一番の問題は、ユーザーコミュニティが消えてしまったということです。
もちろん、メーリングリストは生きていて、ひがさんも小林さんも返事をされています。ただ、どちらかというと公式QAのような感じで、「なんかデータがとれなくてわかんなーい」みたいな質問をするような雰囲気ではなくなっています。
「2chでSeasar2の技術的な質問するな」とひがさんが何度か書く程度に2chのSeasar2スレッドはフランクな場として機能してたりしましたが、今や2chのプログラマ・ム板自体があまり息していません。
Seasar2関連プロダクトを話題にしたブログもなかなか目にしなくなってきました。Seasar2で盛り上がってた人たちもブログ自体かかなくなってきてるし。Seasar2は、はてなダイアリを中心にブログベースでコミュニティが盛り上がったことを考えると、ちょっとさびしいです。
Twitter上でSeasar2に関する疑問を書けばだれかが答えてくれるという状況でもないように思います。
Seasar2をやってた人たちとは、なんだかんだでどこかの勉強会で顔をあわせたりするのですが、Seasar2を主題にした集まりは2008年のSeasar Conferenceを最後に開かれていないように思います。
「Seasar同窓会やろうぜ〜」とちょっと盛り上がってみたりしましたが、これはあくまで同窓会で、おそらく「いま何やってんの?Scala?へぇ〜オレも」って感じの会話が会場の1/3くらいで行われそうなイメージです。
目の前の問題に対して情報交換する場がなくなってしまいました。


Tomatoさんがひがさんのブログのコメントに書かれていた、まさにそのとおりが現実になりました。

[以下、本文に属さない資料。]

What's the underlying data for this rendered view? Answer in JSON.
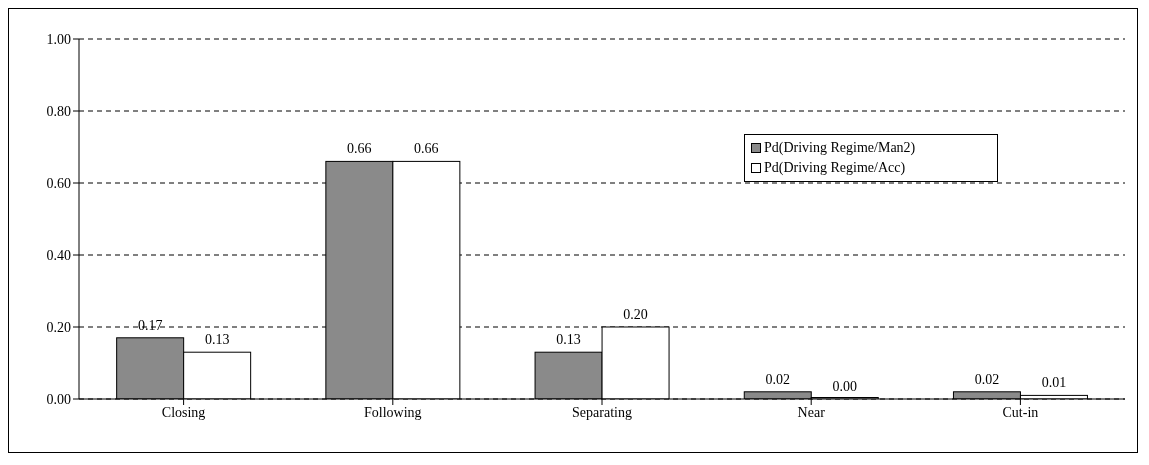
{
  "chart_data": {
    "type": "bar",
    "categories": [
      "Closing",
      "Following",
      "Separating",
      "Near",
      "Cut-in"
    ],
    "series": [
      {
        "name": "Pd(Driving Regime/Man2)",
        "color": "#8a8a8a",
        "values": [
          0.17,
          0.66,
          0.13,
          0.02,
          0.02
        ],
        "value_labels": [
          "0.17",
          "0.66",
          "0.13",
          "0.02",
          "0.02"
        ]
      },
      {
        "name": "Pd(Driving Regime/Acc)",
        "color": "#ffffff",
        "values": [
          0.13,
          0.66,
          0.2,
          0.0,
          0.01
        ],
        "value_labels": [
          "0.13",
          "0.66",
          "0.20",
          "0.00",
          "0.01"
        ]
      }
    ],
    "ylim": [
      0,
      1
    ],
    "yticks": [
      {
        "value": 0,
        "label": "0.00"
      },
      {
        "value": 0.2,
        "label": "0.20"
      },
      {
        "value": 0.4,
        "label": "0.40"
      },
      {
        "value": 0.6,
        "label": "0.60"
      },
      {
        "value": 0.8,
        "label": "0.80"
      },
      {
        "value": 1,
        "label": "1.00"
      }
    ],
    "grid": "y",
    "legend": "top right"
  }
}
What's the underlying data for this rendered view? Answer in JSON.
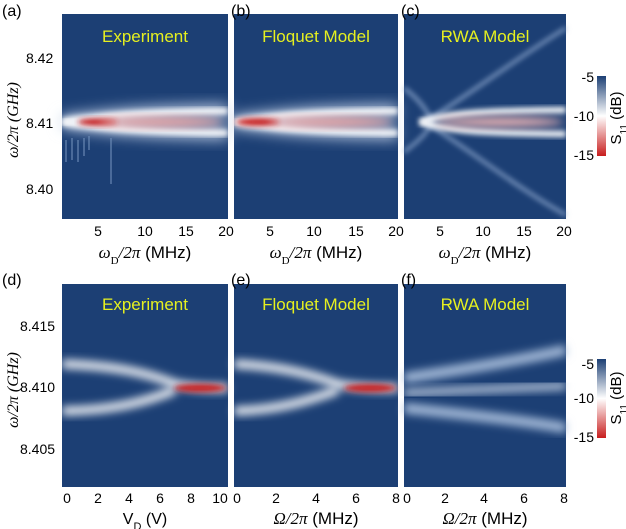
{
  "figure_panels": [
    {
      "letter": "(a)",
      "title": "Experiment"
    },
    {
      "letter": "(b)",
      "title": "Floquet Model"
    },
    {
      "letter": "(c)",
      "title": "RWA Model"
    },
    {
      "letter": "(d)",
      "title": "Experiment"
    },
    {
      "letter": "(e)",
      "title": "Floquet Model"
    },
    {
      "letter": "(f)",
      "title": "RWA Model"
    }
  ],
  "axes": {
    "top_ylabel": "ω/2π (GHz)",
    "bottom_ylabel": "ω/2π (GHz)",
    "top_xlabel": "ωD/2π (MHz)",
    "vd_xlabel": "VD (V)",
    "omega_xlabel": "Ω/2π (MHz)",
    "colorbar_label": "S11 (dB)"
  },
  "colors": {
    "background_dark": "#1c3f74",
    "ridge_white": "#ffffff",
    "dip_red": "#c81e1e",
    "title_yellow": "#e6f01f"
  },
  "chart_data": [
    {
      "type": "heatmap",
      "panel": "a",
      "title": "Experiment",
      "x_range": [
        0,
        20
      ],
      "xticks": [
        5,
        10,
        15,
        20
      ],
      "y_range_ghz": [
        8.39,
        8.427
      ],
      "yticks": [
        8.4,
        8.41,
        8.42
      ],
      "ridges": [
        {
          "x_start": 0,
          "y_start": 8.41,
          "y_end_upper": 8.4115,
          "y_end_lower": 8.4088
        }
      ],
      "deepest_dip_db": -15,
      "colorbar_range_db": [
        -15,
        -5
      ],
      "colorbar_ticks": [
        -5,
        -10,
        -15
      ]
    },
    {
      "type": "heatmap",
      "panel": "b",
      "title": "Floquet Model",
      "x_range": [
        0,
        20
      ],
      "xticks": [
        5,
        10,
        15,
        20
      ],
      "y_range_ghz": [
        8.39,
        8.427
      ],
      "ridges": [
        {
          "x_start": 0,
          "y_start": 8.41,
          "y_end_upper": 8.4115,
          "y_end_lower": 8.4088
        }
      ]
    },
    {
      "type": "heatmap",
      "panel": "c",
      "title": "RWA Model",
      "x_range": [
        0,
        20
      ],
      "xticks": [
        5,
        10,
        15,
        20
      ],
      "y_range_ghz": [
        8.39,
        8.427
      ],
      "ridges": [
        {
          "x_start": 0,
          "y_start_upper": 8.4125,
          "y_start_lower": 8.4075,
          "y_end_upper": 8.4115,
          "y_end_lower": 8.4088
        }
      ],
      "colorbar_range_db": [
        -15,
        -5
      ],
      "colorbar_ticks": [
        -5,
        -10,
        -15
      ]
    },
    {
      "type": "heatmap",
      "panel": "d",
      "title": "Experiment",
      "x_range": [
        0,
        10.5
      ],
      "xticks": [
        0,
        2,
        4,
        6,
        8,
        10
      ],
      "y_range_ghz": [
        8.402,
        8.418
      ],
      "yticks": [
        8.405,
        8.41,
        8.415
      ],
      "ridges": [
        {
          "x_start": 0,
          "y_start_upper": 8.4115,
          "y_start_lower": 8.408,
          "merge_x": 6,
          "y_merged": 8.4097
        }
      ]
    },
    {
      "type": "heatmap",
      "panel": "e",
      "title": "Floquet Model",
      "x_range": [
        0,
        8.2
      ],
      "xticks": [
        0,
        2,
        4,
        6,
        8
      ],
      "y_range_ghz": [
        8.402,
        8.418
      ],
      "ridges": [
        {
          "x_start": 0,
          "y_start_upper": 8.4115,
          "y_start_lower": 8.408,
          "merge_x": 5,
          "y_merged": 8.4097
        }
      ]
    },
    {
      "type": "heatmap",
      "panel": "f",
      "title": "RWA Model",
      "x_range": [
        0,
        8.2
      ],
      "xticks": [
        0,
        2,
        4,
        6,
        8
      ],
      "y_range_ghz": [
        8.402,
        8.418
      ],
      "ridges": [
        {
          "x_start": 0,
          "y_start_upper": 8.4105,
          "y_start_lower": 8.407,
          "y_end_upper": 8.4125,
          "y_end_lower": 8.406
        }
      ],
      "colorbar_range_db": [
        -15,
        -5
      ],
      "colorbar_ticks": [
        -5,
        -10,
        -15
      ]
    }
  ]
}
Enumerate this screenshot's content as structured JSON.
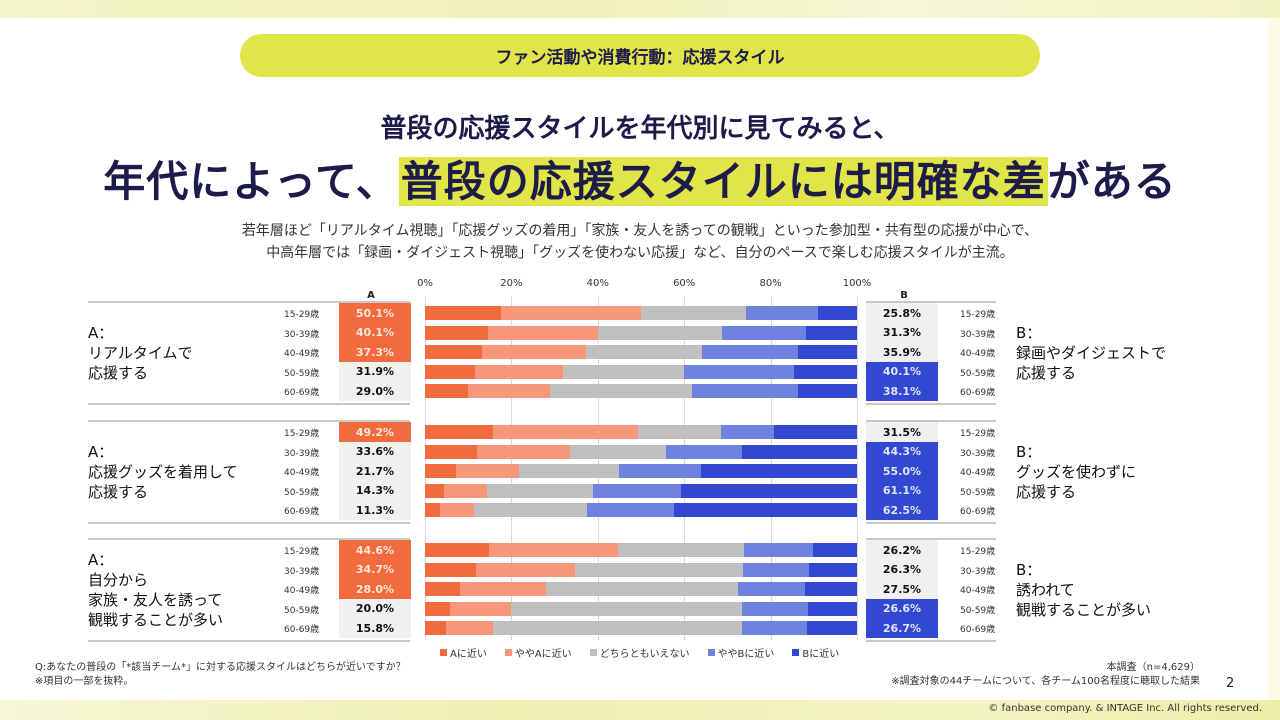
{
  "header": {
    "section_pill": "ファン活動や消費行動：応援スタイル",
    "subheading": "普段の応援スタイルを年代別に見てみると、",
    "heading_pre": "年代によって、",
    "heading_highlight": "普段の応援スタイルには明確な差",
    "heading_post": "がある",
    "description_line1": "若年層ほど「リアルタイム視聴」「応援グッズの着用」「家族・友人を誘っての観戦」といった参加型・共有型の応援が中心で、",
    "description_line2": "中高年層では「録画・ダイジェスト視聴」「グッズを使わない応援」など、自分のペースで楽しむ応援スタイルが主流。"
  },
  "colors": {
    "A_close": "#f26b3f",
    "somewhat_A": "#f7967a",
    "neutral": "#bfbfbf",
    "somewhat_B": "#6f82df",
    "B_close": "#3248d0",
    "highlight_yellow": "#e2e548",
    "heading_navy": "#1d1b4a",
    "cell_grey": "#f0f0f0"
  },
  "chart_data": {
    "type": "bar",
    "orientation": "horizontal-stacked-100",
    "xlim": [
      0,
      100
    ],
    "x_ticks": [
      "0%",
      "20%",
      "40%",
      "60%",
      "80%",
      "100%"
    ],
    "column_headers": {
      "A": "A",
      "B": "B"
    },
    "legend": [
      "Aに近い",
      "ややAに近い",
      "どちらともいえない",
      "ややBに近い",
      "Bに近い"
    ],
    "legend_position": "bottom",
    "age_groups": [
      "15-29歳",
      "30-39歳",
      "40-49歳",
      "50-59歳",
      "60-69歳"
    ],
    "groups": [
      {
        "label_A": [
          "A：",
          "リアルタイムで",
          "応援する"
        ],
        "label_B": [
          "B：",
          "録画やダイジェストで",
          "応援する"
        ],
        "rows": [
          {
            "age": "15-29歳",
            "A_total": "50.1%",
            "B_total": "25.8%",
            "A_hl": true,
            "B_hl": false,
            "segments": [
              17.7,
              32.4,
              24.1,
              16.8,
              9.0
            ]
          },
          {
            "age": "30-39歳",
            "A_total": "40.1%",
            "B_total": "31.3%",
            "A_hl": true,
            "B_hl": false,
            "segments": [
              14.5,
              25.6,
              28.6,
              19.6,
              11.7
            ]
          },
          {
            "age": "40-49歳",
            "A_total": "37.3%",
            "B_total": "35.9%",
            "A_hl": true,
            "B_hl": false,
            "segments": [
              13.1,
              24.2,
              26.8,
              22.2,
              13.7
            ]
          },
          {
            "age": "50-59歳",
            "A_total": "31.9%",
            "B_total": "40.1%",
            "A_hl": false,
            "B_hl": true,
            "segments": [
              11.6,
              20.3,
              28.0,
              25.5,
              14.6
            ]
          },
          {
            "age": "60-69歳",
            "A_total": "29.0%",
            "B_total": "38.1%",
            "A_hl": false,
            "B_hl": true,
            "segments": [
              9.9,
              19.1,
              32.9,
              24.4,
              13.7
            ]
          }
        ]
      },
      {
        "label_A": [
          "A：",
          "応援グッズを着用して",
          "応援する"
        ],
        "label_B": [
          "B：",
          "グッズを使わずに",
          "応援する"
        ],
        "rows": [
          {
            "age": "15-29歳",
            "A_total": "49.2%",
            "B_total": "31.5%",
            "A_hl": true,
            "B_hl": false,
            "segments": [
              15.7,
              33.5,
              19.3,
              12.3,
              19.2
            ]
          },
          {
            "age": "30-39歳",
            "A_total": "33.6%",
            "B_total": "44.3%",
            "A_hl": false,
            "B_hl": true,
            "segments": [
              12.0,
              21.6,
              22.1,
              17.7,
              26.6
            ]
          },
          {
            "age": "40-49歳",
            "A_total": "21.7%",
            "B_total": "55.0%",
            "A_hl": false,
            "B_hl": true,
            "segments": [
              7.1,
              14.6,
              23.3,
              18.8,
              36.2
            ]
          },
          {
            "age": "50-59歳",
            "A_total": "14.3%",
            "B_total": "61.1%",
            "A_hl": false,
            "B_hl": true,
            "segments": [
              4.3,
              10.0,
              24.6,
              20.4,
              40.7
            ]
          },
          {
            "age": "60-69歳",
            "A_total": "11.3%",
            "B_total": "62.5%",
            "A_hl": false,
            "B_hl": true,
            "segments": [
              3.5,
              7.8,
              26.2,
              20.1,
              42.4
            ]
          }
        ]
      },
      {
        "label_A": [
          "A：",
          "自分から",
          "家族・友人を誘って",
          "観戦することが多い"
        ],
        "label_B": [
          "B：",
          "誘われて",
          "観戦することが多い"
        ],
        "rows": [
          {
            "age": "15-29歳",
            "A_total": "44.6%",
            "B_total": "26.2%",
            "A_hl": true,
            "B_hl": false,
            "segments": [
              14.8,
              29.8,
              29.2,
              15.9,
              10.3
            ]
          },
          {
            "age": "30-39歳",
            "A_total": "34.7%",
            "B_total": "26.3%",
            "A_hl": true,
            "B_hl": false,
            "segments": [
              11.8,
              22.9,
              39.0,
              15.2,
              11.1
            ]
          },
          {
            "age": "40-49歳",
            "A_total": "28.0%",
            "B_total": "27.5%",
            "A_hl": true,
            "B_hl": false,
            "segments": [
              8.1,
              19.9,
              44.5,
              15.5,
              12.0
            ]
          },
          {
            "age": "50-59歳",
            "A_total": "20.0%",
            "B_total": "26.6%",
            "A_hl": false,
            "B_hl": true,
            "segments": [
              5.8,
              14.2,
              53.4,
              15.3,
              11.3
            ]
          },
          {
            "age": "60-69歳",
            "A_total": "15.8%",
            "B_total": "26.7%",
            "A_hl": false,
            "B_hl": true,
            "segments": [
              4.9,
              10.9,
              57.5,
              15.1,
              11.6
            ]
          }
        ]
      }
    ]
  },
  "footer": {
    "question": "Q:あなたの普段の「*該当チーム*」に対する応援スタイルはどちらが近いですか？",
    "note_left": "※項目の一部を抜粋。",
    "sample": "本調査（n=4,629）",
    "note_right": "※調査対象の44チームについて、各チーム100名程度に聴取した結果",
    "page_number": "2",
    "copyright": "© fanbase company. & INTAGE Inc.  All rights reserved."
  }
}
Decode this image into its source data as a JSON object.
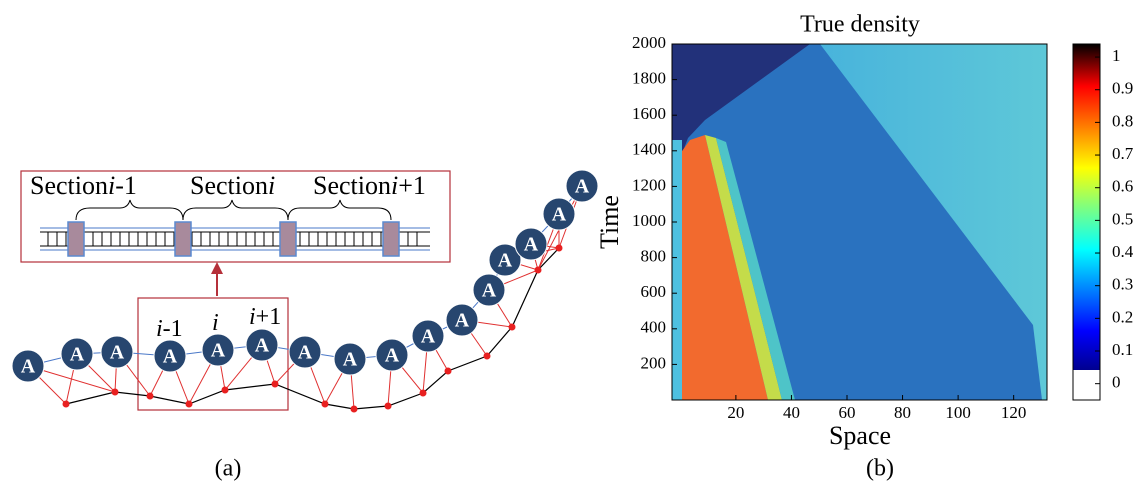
{
  "panel_a": {
    "caption": "(a)",
    "node_label": "A",
    "sections": [
      {
        "word": "Section",
        "index": "i",
        "offset": "-1"
      },
      {
        "word": "Section",
        "index": "i",
        "offset": ""
      },
      {
        "word": "Section",
        "index": "i",
        "offset": "+1"
      }
    ],
    "node_indices": [
      {
        "index": "i",
        "offset": "-1"
      },
      {
        "index": "i",
        "offset": ""
      },
      {
        "index": "i",
        "offset": "+1"
      }
    ]
  },
  "chart_data": {
    "type": "heatmap",
    "title": "True density",
    "x_label": "Space",
    "y_label": "Time",
    "caption": "(b)",
    "xlim": [
      -3,
      132
    ],
    "xticks": [
      20,
      40,
      60,
      80,
      100,
      120
    ],
    "ylim": [
      0,
      2000
    ],
    "yticks": [
      200,
      400,
      600,
      800,
      1000,
      1200,
      1400,
      1600,
      1800,
      2000
    ],
    "clim": [
      -0.05,
      1.04
    ],
    "cticks": [
      0,
      0.1,
      0.2,
      0.3,
      0.4,
      0.5,
      0.6,
      0.7,
      0.8,
      0.9,
      1
    ],
    "colormap": "jet"
  }
}
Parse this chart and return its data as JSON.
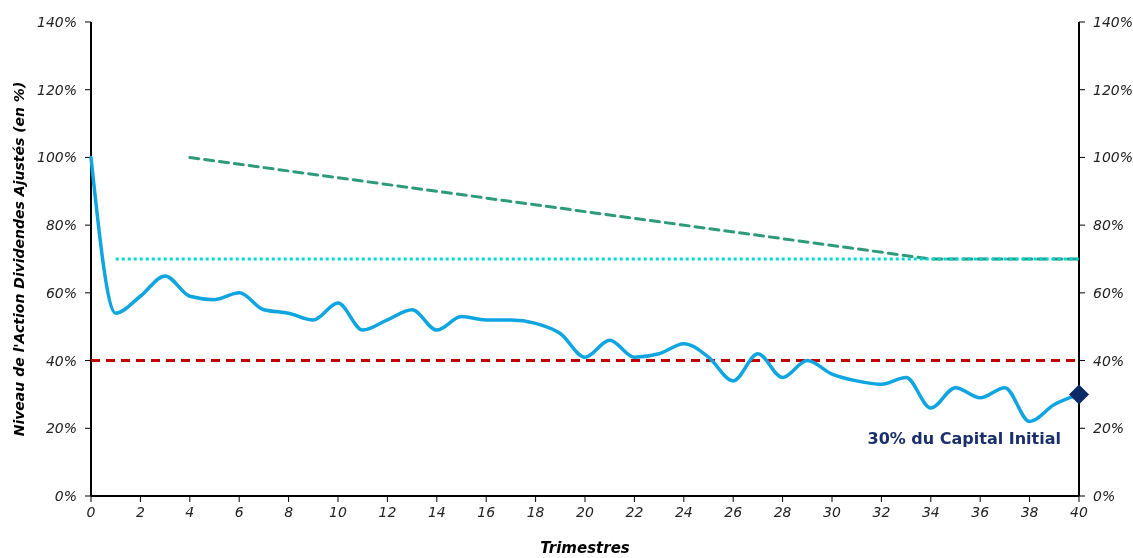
{
  "chart_data": {
    "type": "line",
    "xlabel": "Trimestres",
    "ylabel": "Niveau de l'Action Dividendes Ajustés (en %)",
    "x": [
      0,
      1,
      2,
      3,
      4,
      5,
      6,
      7,
      8,
      9,
      10,
      11,
      12,
      13,
      14,
      15,
      16,
      17,
      18,
      19,
      20,
      21,
      22,
      23,
      24,
      25,
      26,
      27,
      28,
      29,
      30,
      31,
      32,
      33,
      34,
      35,
      36,
      37,
      38,
      39,
      40
    ],
    "xlim": [
      0,
      40
    ],
    "xticks": [
      0,
      2,
      4,
      6,
      8,
      10,
      12,
      14,
      16,
      18,
      20,
      22,
      24,
      26,
      28,
      30,
      32,
      34,
      36,
      38,
      40
    ],
    "ylim": [
      0,
      140
    ],
    "yticks": [
      {
        "value": 0,
        "label": "0%"
      },
      {
        "value": 20,
        "label": "20%"
      },
      {
        "value": 40,
        "label": "40%"
      },
      {
        "value": 60,
        "label": "60%"
      },
      {
        "value": 80,
        "label": "80%"
      },
      {
        "value": 100,
        "label": "100%"
      },
      {
        "value": 120,
        "label": "120%"
      },
      {
        "value": 140,
        "label": "140%"
      }
    ],
    "y2lim": [
      0,
      140
    ],
    "y2ticks": [
      {
        "value": 0,
        "label": "0%"
      },
      {
        "value": 20,
        "label": "20%"
      },
      {
        "value": 40,
        "label": "40%"
      },
      {
        "value": 60,
        "label": "60%"
      },
      {
        "value": 80,
        "label": "80%"
      },
      {
        "value": 100,
        "label": "100%"
      },
      {
        "value": 120,
        "label": "120%"
      },
      {
        "value": 140,
        "label": "140%"
      }
    ],
    "series": [
      {
        "color": "#2e9a7c",
        "line_style": "dashed",
        "x": [
          4,
          34,
          40
        ],
        "values": [
          100,
          70,
          70
        ]
      },
      {
        "color": "#00d8d8",
        "line_style": "dotted",
        "x": [
          1,
          40
        ],
        "values": [
          70,
          70
        ]
      },
      {
        "color": "#0ea5e0",
        "line_style": "solid",
        "values": [
          100,
          54,
          59,
          65,
          59,
          58,
          60,
          55,
          54,
          52,
          57,
          49,
          52,
          55,
          49,
          53,
          52,
          52,
          51,
          48,
          41,
          46,
          41,
          42,
          45,
          41,
          34,
          42,
          35,
          40,
          36,
          34,
          33,
          35,
          26,
          32,
          29,
          32,
          22,
          27,
          30
        ]
      }
    ],
    "ref_lines": [
      {
        "axis": "y",
        "value": 40,
        "color": "#c00000",
        "line_style": "dashed"
      }
    ],
    "annotations": [
      {
        "text": "30% du Capital Initial",
        "x": 40,
        "y": 30
      }
    ],
    "marker": "none"
  }
}
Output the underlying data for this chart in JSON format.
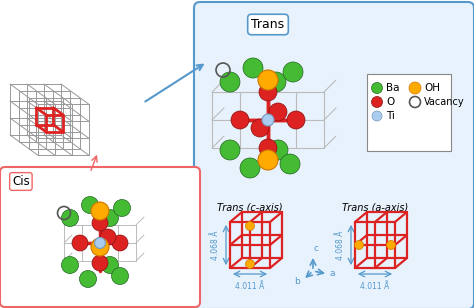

Seasar2が冒険しないことによって、適切な大きさの問題は生まれなくなり、開発者が離れ、Seasar関連プロダクトが生まれなくなり、Seasarユーザも離れていく。使われないSeasarからさらに開発者が離れていく。
こういうスパイラルが発生するかもしれないことについては、どう考えますか?

私はいつもチャレンジャー 2009-01-31 - ひがやすを blog


それに対するひがさんの答えはこういうものでした。

「機能を枯れさせることに徹する」というのは、かなりの冒険でしたが、今のところ、うまく行っていると思っています。

Seasar3がやってくる 2010-06-03 - ひがやすを blog

2年ではそこまでの影響は出なかったということでしょう。


ただ、そこからはひがさんも書いてるとおり、Seasar3が必要でした。

Seasar3をはじめないと、Springの存在感が日本でも徐々に大きくなり、Seasar2が衰退してしまうから。Seasar2が衰退してしまうと、開発メンバーが維持できなくなるのです。

Seasar3がやってくる - 2010-06-03 - ひがやすを blog

しかし、Seasar3は前述のとおり開発中止されてしまいました。
Springの存在感が大きくなったかというと、そうも思えませんが、これはこの期間にSIの存在感が小さくなってきたことで相殺されているのかもしれません。しかし、Seasar2は衰退しました。


Seasar2が解決しようとしていた問題は、Java EE 7ではかなり解決してきているように見えるし、Spring Frameworkでもたぶん解決してるんじゃないでしょうか。他言語のフレームワークではそもそもその問題がなかったりもします。
そろそろ開発をSeasar2に依存するのは やめて、他を模索しはじめたほうがいいと思います。